北石

它光华闪耀,却被杀害

【盾冬】双面镜

Summary:2018年夏天,史蒂夫捡到一面镜子,在里面见到已经死去的巴基

*非典型狮詹


“你知道你现在正在走向什么?

你知道命运正向你走来吗?”

 

01.

史蒂夫回到自己的公寓时,天色刚刚开始亮起。

无限战争过去了两个月,他忙着处理很多事情,很少睡觉,一闭眼就是巴基在眼前灰飞烟灭的模样。世界上死去的人太多,不止巴基一个,但他无法再承受一次这样的重击;依然有很多事情需要美国队长,或者说变的更多,他答应每一件,最开始是去杀掉灭霸,后来是瓦坎达、曼哈顿,皇后区,没有回过布鲁克林。

他的精神问题很严重,但并没有人主动关心,大家全都自顾不暇。他站在高楼楼顶俯瞰整座城市,想要一跃而下,最后还是退下来,给山姆打电话,想说自己需要心理咨询,无人接听重复了好几遍,他才想起来山姆也不在了。

 

打开门把灯按亮,门口堆着一箱装好的干奶酪,是他本来打算带给巴基的,走得太急忘记了。现在这堆东西就放在那里,让他觉得恍惚而迷茫。客厅里很干净,沙发上叠放着上一次从瓦坎达回来时巴基带给他的围巾和手套,可纽约还没下雪,巴基也已经不在了。

整个世界成了一座可怕的纪念馆,到处都在提醒史蒂夫他存在过,而自己却失去了他。再一次。

 

他走过客厅,把衣服脱下扔进洗衣机,没按键,就让它们堆在里面。洗澡时没开灯,冷水在黑暗里兜头浇下,他闭着眼睛,感到这黑色正在把他吸进去。

洗完找不到毛巾,他按亮浴室的顶灯,被突然充满视野的光线照得眯上眼睛。等适应得好一点了,他下意识向镜子看去,却看到无数被割裂的自己——镜子碎了。碎片一部分还挂在墙上,另一些落在洗手池里。他盯着那些碎片,才想起要擦干身体,探身去拿挂着的毛巾,脚下一痛,血流出来,染红了湿润的地面。

他把割伤他的那块碎片捡起来放在台面上,走出浴室,草草收拾好自己,穿上衣服,再回去把碎片扔进垃圾桶。等他拿起那块血红的碎片时,觉得就这样扔掉不好,于是打开水龙头把它冲洗干净。

血红色慢慢褪去了,镜面上流下的水珠很清澈。他把它擦干,镜面上能看到一只眼睛,当然,那是他自己——不是。
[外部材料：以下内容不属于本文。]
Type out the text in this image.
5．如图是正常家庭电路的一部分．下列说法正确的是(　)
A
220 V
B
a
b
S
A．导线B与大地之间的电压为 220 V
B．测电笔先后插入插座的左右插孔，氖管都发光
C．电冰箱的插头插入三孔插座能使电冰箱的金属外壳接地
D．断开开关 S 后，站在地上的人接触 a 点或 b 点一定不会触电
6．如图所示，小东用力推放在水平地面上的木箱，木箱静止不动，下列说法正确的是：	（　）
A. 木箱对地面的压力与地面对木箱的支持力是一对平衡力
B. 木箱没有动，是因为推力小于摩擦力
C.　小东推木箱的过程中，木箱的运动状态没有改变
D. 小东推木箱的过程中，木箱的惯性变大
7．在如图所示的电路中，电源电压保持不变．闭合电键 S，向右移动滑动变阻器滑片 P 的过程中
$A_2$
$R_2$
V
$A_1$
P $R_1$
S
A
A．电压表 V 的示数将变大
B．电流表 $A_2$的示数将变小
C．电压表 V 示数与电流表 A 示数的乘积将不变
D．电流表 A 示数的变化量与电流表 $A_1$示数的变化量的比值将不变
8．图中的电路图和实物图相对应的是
那只蓝绿色的眼睛大大的睁着,圆圆的,眼尾很长,双眼皮的褶皱很深,毛绒绒的眉毛压着眼睛,镜子里的影像晃动着,接着传来声音:“你好?”,细细簌簌的挪动声,“天哪,这是魔法吗?”

史蒂夫盯着镜面,浑身颤抖,哑口无言。对面的人离镜面稍微远了一点,那副样貌变得更完整,他好奇地看着史蒂夫,并没有在笑,但嘴角天然上翘着。

“天啊琼斯!看看这魔镜,我在里面看到的是其他人!”他转过头去对旁边喊了一声,张合的嘴唇鲜红,连接额头和鼻梁的眉骨小小地凸起。镜面又开始晃动,他的影像摇晃着退出去,接着变得一片空白。

另一个声音响起,是个男声,不是纽约口音:“你看到谁了?我只能看到我自己,怎么胡子又没刮干净……”

“这不可能啊?”镜面又重新出现他的影像,“我现在再看也不是自己的样子。”

“得了吧,那是谁?前天晚上亲你的那个莉莉?那你干嘛拒绝人家,现在又想得快疯了。”这是第三个声音,带着笑。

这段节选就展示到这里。